Consumidor escolhe legumes em um supermercado de São Paulo.

O Índice Nacional de Preços ao Consumidor (INPC), que mede a inflação para famílias com renda até cinco salários mínimos, ficou em 0,25% em julho deste ano, abaixo do 1,43% de junho. De acordo com dados divulgados hoje (8) pelo Instituto Brasileiro de Geografia e Estatística (IBGE), o INPC acumula taxas de 2,83% no ano e de 3,61% em 12 meses.
O INPC teve, portanto, taxas de inflação mais baixas do que o IPCA, que mede a inflação oficial do país e registrou variações de 0,33% em julho, 2,94% no ano e 4,48% em 12 meses.

Os produtos alimentícios tiveram queda de preços de 0,20% em julho.

No mês anterior, haviam registrado inflação de 2,24%. Já os não alimentícios tiveram inflação de 0,44% em julho ante uma alta de preços de 1,08% em junho.

IPCA

Alimentos e bebidas tiveram queda de preços de 0,12% em julho.
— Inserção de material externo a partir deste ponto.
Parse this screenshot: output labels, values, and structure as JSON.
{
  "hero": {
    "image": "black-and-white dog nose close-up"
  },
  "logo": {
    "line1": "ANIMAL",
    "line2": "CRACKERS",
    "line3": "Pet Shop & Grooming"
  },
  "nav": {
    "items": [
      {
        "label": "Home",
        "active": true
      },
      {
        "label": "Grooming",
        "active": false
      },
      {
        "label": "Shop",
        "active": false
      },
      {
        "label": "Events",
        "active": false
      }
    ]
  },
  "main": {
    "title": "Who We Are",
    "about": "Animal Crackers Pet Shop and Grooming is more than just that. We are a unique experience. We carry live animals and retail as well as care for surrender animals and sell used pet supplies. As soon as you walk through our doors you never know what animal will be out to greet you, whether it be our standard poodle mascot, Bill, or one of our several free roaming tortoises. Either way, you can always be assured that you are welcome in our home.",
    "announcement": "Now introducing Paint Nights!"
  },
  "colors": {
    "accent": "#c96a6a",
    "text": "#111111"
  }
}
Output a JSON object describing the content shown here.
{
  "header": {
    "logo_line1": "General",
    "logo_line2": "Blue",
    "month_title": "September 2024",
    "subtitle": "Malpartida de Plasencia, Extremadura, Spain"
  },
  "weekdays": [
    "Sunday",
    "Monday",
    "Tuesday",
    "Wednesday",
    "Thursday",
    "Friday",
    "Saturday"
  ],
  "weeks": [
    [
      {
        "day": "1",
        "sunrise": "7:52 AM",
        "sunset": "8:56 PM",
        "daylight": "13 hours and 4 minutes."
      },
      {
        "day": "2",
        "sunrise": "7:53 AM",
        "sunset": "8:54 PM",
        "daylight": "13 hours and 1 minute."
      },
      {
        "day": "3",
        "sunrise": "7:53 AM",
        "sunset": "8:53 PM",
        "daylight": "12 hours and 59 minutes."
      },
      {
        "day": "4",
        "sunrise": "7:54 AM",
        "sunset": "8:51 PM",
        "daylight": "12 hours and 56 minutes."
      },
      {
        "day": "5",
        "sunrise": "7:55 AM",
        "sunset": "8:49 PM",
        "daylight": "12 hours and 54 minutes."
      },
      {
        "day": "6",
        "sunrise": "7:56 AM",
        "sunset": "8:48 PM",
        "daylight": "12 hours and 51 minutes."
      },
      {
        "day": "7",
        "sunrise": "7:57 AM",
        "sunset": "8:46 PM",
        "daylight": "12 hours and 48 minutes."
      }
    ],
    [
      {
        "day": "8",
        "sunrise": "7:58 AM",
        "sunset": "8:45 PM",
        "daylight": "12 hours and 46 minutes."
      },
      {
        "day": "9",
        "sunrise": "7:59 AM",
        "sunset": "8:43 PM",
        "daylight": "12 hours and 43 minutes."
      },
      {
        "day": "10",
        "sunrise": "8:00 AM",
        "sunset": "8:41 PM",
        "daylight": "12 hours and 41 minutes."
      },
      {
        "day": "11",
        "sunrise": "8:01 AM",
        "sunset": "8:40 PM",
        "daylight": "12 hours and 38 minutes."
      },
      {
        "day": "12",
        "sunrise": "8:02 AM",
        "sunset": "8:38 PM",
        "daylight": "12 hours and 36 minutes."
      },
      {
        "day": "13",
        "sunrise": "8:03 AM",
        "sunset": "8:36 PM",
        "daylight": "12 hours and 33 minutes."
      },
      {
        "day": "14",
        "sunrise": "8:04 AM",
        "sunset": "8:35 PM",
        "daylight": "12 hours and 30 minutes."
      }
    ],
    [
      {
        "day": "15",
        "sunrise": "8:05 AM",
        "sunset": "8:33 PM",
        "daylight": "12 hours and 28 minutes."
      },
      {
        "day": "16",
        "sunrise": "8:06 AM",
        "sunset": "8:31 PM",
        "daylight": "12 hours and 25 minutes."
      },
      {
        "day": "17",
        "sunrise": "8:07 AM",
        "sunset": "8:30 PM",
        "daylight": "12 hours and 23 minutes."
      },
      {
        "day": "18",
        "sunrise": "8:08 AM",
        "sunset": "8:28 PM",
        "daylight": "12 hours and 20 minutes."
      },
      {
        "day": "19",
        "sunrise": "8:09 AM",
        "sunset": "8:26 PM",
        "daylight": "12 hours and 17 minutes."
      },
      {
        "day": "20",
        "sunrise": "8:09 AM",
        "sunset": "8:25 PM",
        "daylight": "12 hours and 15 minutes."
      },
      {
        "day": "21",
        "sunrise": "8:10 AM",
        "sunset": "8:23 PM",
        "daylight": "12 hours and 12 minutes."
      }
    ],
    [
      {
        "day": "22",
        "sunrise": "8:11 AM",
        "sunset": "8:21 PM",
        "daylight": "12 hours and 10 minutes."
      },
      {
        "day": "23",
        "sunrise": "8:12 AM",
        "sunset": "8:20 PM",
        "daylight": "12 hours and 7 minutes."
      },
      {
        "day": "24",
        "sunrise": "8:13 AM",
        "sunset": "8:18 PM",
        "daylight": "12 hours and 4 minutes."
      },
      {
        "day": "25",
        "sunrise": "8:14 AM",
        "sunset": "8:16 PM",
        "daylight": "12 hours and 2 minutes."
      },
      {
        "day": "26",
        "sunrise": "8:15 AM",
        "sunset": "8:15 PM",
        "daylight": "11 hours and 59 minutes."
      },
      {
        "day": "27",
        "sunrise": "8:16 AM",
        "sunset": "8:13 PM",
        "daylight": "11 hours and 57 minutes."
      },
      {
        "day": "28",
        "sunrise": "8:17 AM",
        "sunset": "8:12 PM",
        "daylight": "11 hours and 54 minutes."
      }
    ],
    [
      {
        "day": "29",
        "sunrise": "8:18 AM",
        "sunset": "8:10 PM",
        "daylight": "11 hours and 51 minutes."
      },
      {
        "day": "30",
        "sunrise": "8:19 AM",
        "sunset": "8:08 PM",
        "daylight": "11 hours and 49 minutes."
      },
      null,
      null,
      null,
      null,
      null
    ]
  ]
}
O grupo de despesas, que havia apresentado alta de preços de 2,03% no mês anterior, foi um dos principais responsáveis pelo recuo da taxa oficial de inflação, medida pelo Índice Nacional de Preços ao Consumidor Amplo (IPCA) de junho para julho.

Segundo dados divulgados hoje (8) pelo Instituto Brasileiro de Geografia e Estatística, o IPCA, que é considerado pelo governo federal a inflação oficial do país, recuou de 1,26% em junho para 0,33% em julho.

Entre os produtos com queda de preços, destacam-se a cebola (-33,5%), batata-inglesa (-28,14%), tomate (-27,65%), frutas (-5,55%) e carnes (-1,27%).

Apesar da queda média dos alimentos, a alimentação fora de casa passou a custar 0,72% em julho. “Isso se explica pelas férias, que aumentam a demanda por esse tipo de consumo, e pela Copa do Mundo, quando tradicionalmente as pessoas se reúnem fora de casa, em bares e restaurantes, pra assistir os jogos", disse o gerente da pesquisa, Fernando Gonçalves.

Outros recuos
Outros grupos de despesa contribuíram para o recuo da inflação de junho para julho, que, segundo o IBGE, têm relação com uma acomodação dos preços depois da greve dos caminhoneiros no final de maio, que elevou os preços de vários produtos em junho.

“Em agosto podemos ter um retrato melhor dos impactos da greve dos caminhoneiros, mas aparentemente os reflexos foram pontuais no mês de junho”, afirmou Gonçalves.

Outro grupo que teve deflação em julho foi vestuário (-0,6%), movimento provocado pelas quedas de preços nas roupas masculinas (-0,94%), nas femininas (-0,87%), nas infantis (-0,91%) e nos calçados (-0,44%).

Os transportes também colaboraram para o recuo. Apesar de continuarem registrando inflação em julho (0,49%), a taxa foi bem menor do que a observada em junho (1,58%). O mesmo aconteceu com habitação, cuja taxa de inflação recuou de 2,48% em junho para 1,54% no mês seguinte.